Furthermore these lieutenants would find themselves fighting thousands of grassroots rebellions. Having tasted democracy, citizens would never accept such rule over them. As soon as they learned that the local emperor had no clothes he/she would be toast. And they would learn this quickly.

Finally, rulers who contemplate conquering another nation would realize that dominating a democracy cannot work and look elsewhere. It is said that democracies don’t fight each other. There is truth to this, even among most nations that only call themselves democracies.

When citizen governors restrain the military-industrial complex the door would open for the merchant to replace the warrior on the world stage. War-prone national governments with their political power hang-ups would be displaced in favor of the economic power of companies. Pocket Gofer 18 elaborates.

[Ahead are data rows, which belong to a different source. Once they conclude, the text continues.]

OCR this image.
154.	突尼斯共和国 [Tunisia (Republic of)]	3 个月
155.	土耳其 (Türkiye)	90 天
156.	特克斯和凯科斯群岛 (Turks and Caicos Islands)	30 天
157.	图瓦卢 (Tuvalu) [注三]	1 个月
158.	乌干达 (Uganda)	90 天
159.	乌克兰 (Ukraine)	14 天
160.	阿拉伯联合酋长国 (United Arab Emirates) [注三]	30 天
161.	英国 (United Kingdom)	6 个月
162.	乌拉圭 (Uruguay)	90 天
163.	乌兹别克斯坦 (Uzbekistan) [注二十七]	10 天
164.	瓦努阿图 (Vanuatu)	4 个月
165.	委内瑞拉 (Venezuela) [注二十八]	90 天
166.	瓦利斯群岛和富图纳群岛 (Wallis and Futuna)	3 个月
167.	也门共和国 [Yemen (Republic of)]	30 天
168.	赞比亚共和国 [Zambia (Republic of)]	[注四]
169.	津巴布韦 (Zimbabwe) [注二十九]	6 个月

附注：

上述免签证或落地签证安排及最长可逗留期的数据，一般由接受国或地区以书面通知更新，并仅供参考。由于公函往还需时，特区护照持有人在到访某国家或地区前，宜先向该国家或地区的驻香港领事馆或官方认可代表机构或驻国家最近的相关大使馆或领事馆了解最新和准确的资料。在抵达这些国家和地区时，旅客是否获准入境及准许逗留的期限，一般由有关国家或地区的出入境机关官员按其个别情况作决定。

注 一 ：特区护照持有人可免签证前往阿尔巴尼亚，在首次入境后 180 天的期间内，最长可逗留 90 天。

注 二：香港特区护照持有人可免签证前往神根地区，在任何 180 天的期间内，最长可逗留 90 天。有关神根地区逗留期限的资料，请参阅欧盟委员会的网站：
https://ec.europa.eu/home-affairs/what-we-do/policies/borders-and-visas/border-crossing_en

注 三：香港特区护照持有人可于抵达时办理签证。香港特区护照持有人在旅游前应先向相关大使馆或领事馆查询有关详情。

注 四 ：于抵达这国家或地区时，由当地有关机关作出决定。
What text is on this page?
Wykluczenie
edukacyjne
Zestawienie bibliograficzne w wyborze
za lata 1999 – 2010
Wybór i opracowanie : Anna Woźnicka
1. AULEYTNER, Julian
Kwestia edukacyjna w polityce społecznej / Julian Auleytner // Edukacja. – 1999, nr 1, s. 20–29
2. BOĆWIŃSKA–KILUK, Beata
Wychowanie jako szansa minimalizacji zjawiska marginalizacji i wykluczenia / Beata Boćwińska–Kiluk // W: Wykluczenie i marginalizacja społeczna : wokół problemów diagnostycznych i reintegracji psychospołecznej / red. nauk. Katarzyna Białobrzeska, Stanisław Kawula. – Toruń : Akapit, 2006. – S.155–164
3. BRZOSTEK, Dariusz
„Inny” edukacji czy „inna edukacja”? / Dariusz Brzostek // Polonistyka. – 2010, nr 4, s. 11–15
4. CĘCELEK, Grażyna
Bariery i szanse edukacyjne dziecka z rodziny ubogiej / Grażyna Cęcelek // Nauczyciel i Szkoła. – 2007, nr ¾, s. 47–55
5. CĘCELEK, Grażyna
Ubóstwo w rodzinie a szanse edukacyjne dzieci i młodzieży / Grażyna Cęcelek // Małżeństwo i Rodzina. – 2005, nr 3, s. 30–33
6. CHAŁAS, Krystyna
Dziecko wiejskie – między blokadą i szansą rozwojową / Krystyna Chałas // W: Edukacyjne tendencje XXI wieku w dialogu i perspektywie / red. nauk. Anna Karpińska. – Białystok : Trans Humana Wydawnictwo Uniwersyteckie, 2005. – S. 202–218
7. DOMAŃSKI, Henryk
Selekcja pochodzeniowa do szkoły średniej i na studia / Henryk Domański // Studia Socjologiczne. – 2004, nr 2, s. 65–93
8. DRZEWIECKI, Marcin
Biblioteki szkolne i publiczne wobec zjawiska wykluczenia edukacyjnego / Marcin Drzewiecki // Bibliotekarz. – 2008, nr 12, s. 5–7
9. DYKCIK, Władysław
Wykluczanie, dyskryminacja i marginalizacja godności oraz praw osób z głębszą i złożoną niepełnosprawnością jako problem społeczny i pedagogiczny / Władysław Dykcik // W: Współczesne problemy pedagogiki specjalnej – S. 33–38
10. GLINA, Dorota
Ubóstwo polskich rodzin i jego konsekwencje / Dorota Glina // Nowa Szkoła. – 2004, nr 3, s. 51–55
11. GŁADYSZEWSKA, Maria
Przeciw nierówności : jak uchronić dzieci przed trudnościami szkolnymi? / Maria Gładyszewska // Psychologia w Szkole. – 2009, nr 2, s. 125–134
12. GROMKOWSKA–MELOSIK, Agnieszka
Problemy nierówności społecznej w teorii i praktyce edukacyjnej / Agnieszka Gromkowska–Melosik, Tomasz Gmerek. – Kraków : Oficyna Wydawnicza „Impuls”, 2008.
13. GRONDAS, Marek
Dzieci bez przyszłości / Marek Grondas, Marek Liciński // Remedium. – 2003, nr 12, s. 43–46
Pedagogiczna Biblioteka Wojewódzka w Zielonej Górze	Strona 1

The latter power is nonviolent. It enables citizens to build strong economies and improve their lives. Economic competition — not armies, weapons, death, maiming, colossal waste, theft, deceit and destruction — will limit the growth of this kind of power. In the future conflict would occur, but it would be between companies and not armies. Taxpayers would keep their hard-earned money.

Any egotist in charge of a top-down government can start a war. To move forward toward peace requires a united and courageous group of thinking citizens. The most militarily powerful nation in the world would logically be the one to seize the initiative in setting the world on the path to peace and prosperity.

Human nature will only find itself when it fully realizes that to be human it has to cease to be beastly or brutal.” Mahatma Gandhi said that.

Money and love go out and away from a good person. The key to a moral society lies in tight control of the first and less of the second, because it will return in quantity.

For centuries people the world over have prayed for peace. Let it begin. Let the power of love peaceably displace the love of power.